I see institutional problems like the death-grip that the infotainment industry has on the news media, the reactionary majority on the Supreme Court and the filibuster rule in the Senate as major problems and serious threats to democracy. But those are more concrete problems with more proximate solutions - even the media problem which is seriously bad.

For the long run, I'm not pessimistic. But as John Maynard Keynes famously said, "In the long run we are all dead." And it's worth remembering that he said it in this context:

Now "in the long run" this [way of summarizing the quantity theory of money] is probably true.... But this **long run** is a misleading guide to current affairs. In the long run we are all dead. Economists set themselves too easy, too useless a task if in tempestuous seasons they can only tell us that when the storm is long past the ocean is flat again. [my emphasis in bold]
The health care reform battle is still a linchpin for the immediate prospects of democratic-reform politics. If the Democrats this year can put through a substantive reform plan with a public option - and that's still a possibility - that could open the door to further reforms and a change in the political conversation that would challenge the neoliberal consensus in a serious way.
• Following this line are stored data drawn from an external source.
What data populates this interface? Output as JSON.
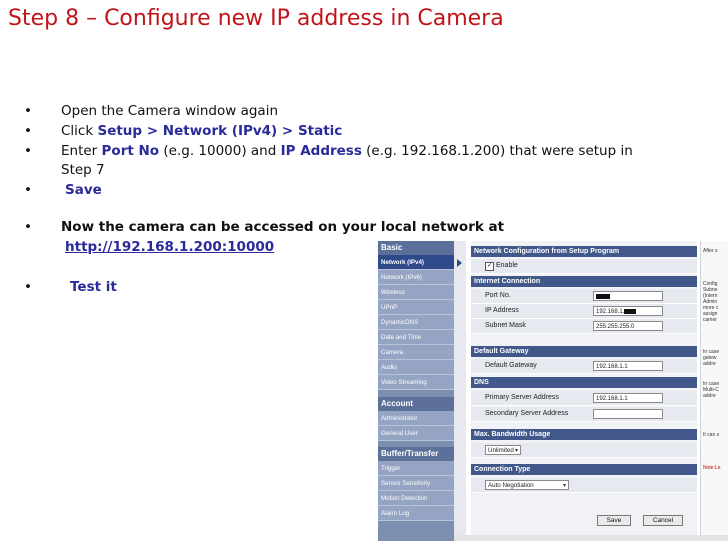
{
  "title": "Step 8 – Configure new IP address in Camera",
  "bullet_char": "•",
  "bullets": {
    "b1": "Open the Camera window again",
    "b2_pre": "Click ",
    "b2_hl": "Setup > Network (IPv4) > Static",
    "b3_pre": "Enter ",
    "b3_hl1": "Port No",
    "b3_mid": " (e.g. 10000) and ",
    "b3_hl2": "IP Address",
    "b3_post": " (e.g. 192.168.1.200) that were setup in",
    "b3_line2": "Step 7",
    "b4": "Save",
    "b5": "Now the camera can be accessed on your local network at",
    "b5_link": "http://192.168.1.200:10000",
    "b6": "Test it"
  },
  "camera": {
    "sidebar": {
      "basic_head": "Basic",
      "basic_items": [
        "Network (IPv4)",
        "Network (IPv6)",
        "Wireless",
        "UPnP",
        "DynamicDNS",
        "Date and Time",
        "Camera",
        "Audio",
        "Video Streaming"
      ],
      "account_head": "Account",
      "account_items": [
        "Administrator",
        "General User"
      ],
      "buffer_head": "Buffer/Transfer",
      "buffer_items": [
        "Trigger",
        "Sensor Sensitivity",
        "Motion Detection",
        "Alarm Log"
      ]
    },
    "sections": {
      "net_config": "Network Configuration from Setup Program",
      "enable": "Enable",
      "internet": "Internet Connection",
      "port_no": "Port No.",
      "ip_address": "IP Address",
      "subnet_mask": "Subnet Mask",
      "subnet_value": "255.255.255.0",
      "ip_value": "192.168.1.",
      "default_gw_head": "Default Gateway",
      "default_gw": "Default Gateway",
      "gw_value": "192.168.1.1",
      "dns_head": "DNS",
      "primary_dns": "Primary Server Address",
      "primary_value": "192.168.1.1",
      "secondary_dns": "Secondary Server Address",
      "bandwidth_head": "Max. Bandwidth Usage",
      "bandwidth_value": "Unlimited",
      "conn_type_head": "Connection Type",
      "conn_value": "Auto Negotiation",
      "save": "Save",
      "cancel": "Cancel"
    },
    "right_notes": {
      "n1": "After s",
      "n2": "Config",
      "n3": "Subne",
      "n4": "(Intern",
      "n5": "Admin",
      "n6": "more c",
      "n7": "assign",
      "n8": "camer",
      "n9": "In case",
      "n10": "gatew",
      "n11": "addre",
      "n12": "In case",
      "n13": "Multi-C",
      "n14": "addre",
      "n15": "It can s",
      "n16": "Note:Le"
    }
  }
}
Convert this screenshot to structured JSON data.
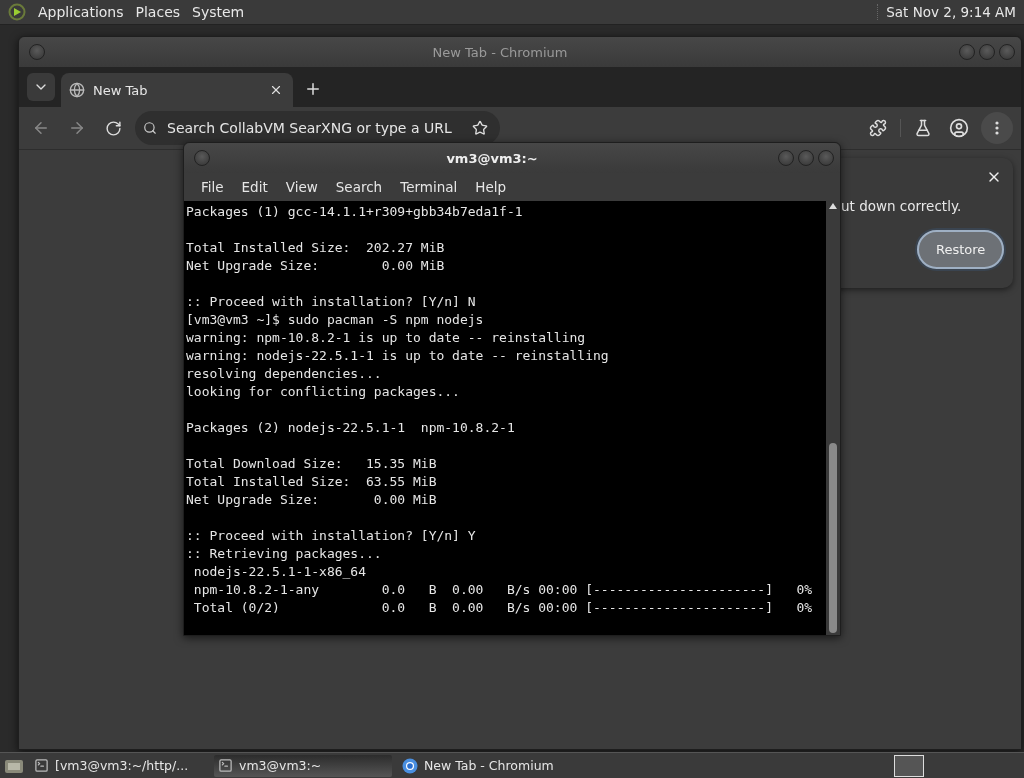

It's obvious that the Democrats as a whole have had to be carried along kicking and screaming to get to even this point. But Nancy Pelosi has been a stronger leader in the House than Harry Reid in the Senate or Obama in the White House. That's a positive factor. And the Republicans fundamental opposition strategy of "just say no" to every constructive Democratic domestic proposal may force the administration to take a more reformist stance. It's most likely the case that the administration wants to hide behind the declared need for the bipartisanship so sacred to the David Broders of our world to justify passing a placebo health care reform. But if the Republican just flat won't cooperate on the charade, that gives the House Progressive Caucus the clout to do what the Blue Dogs have been doing for decades now: to say if you want this reform that has become a political necessity, you'll meet our minimum conditions.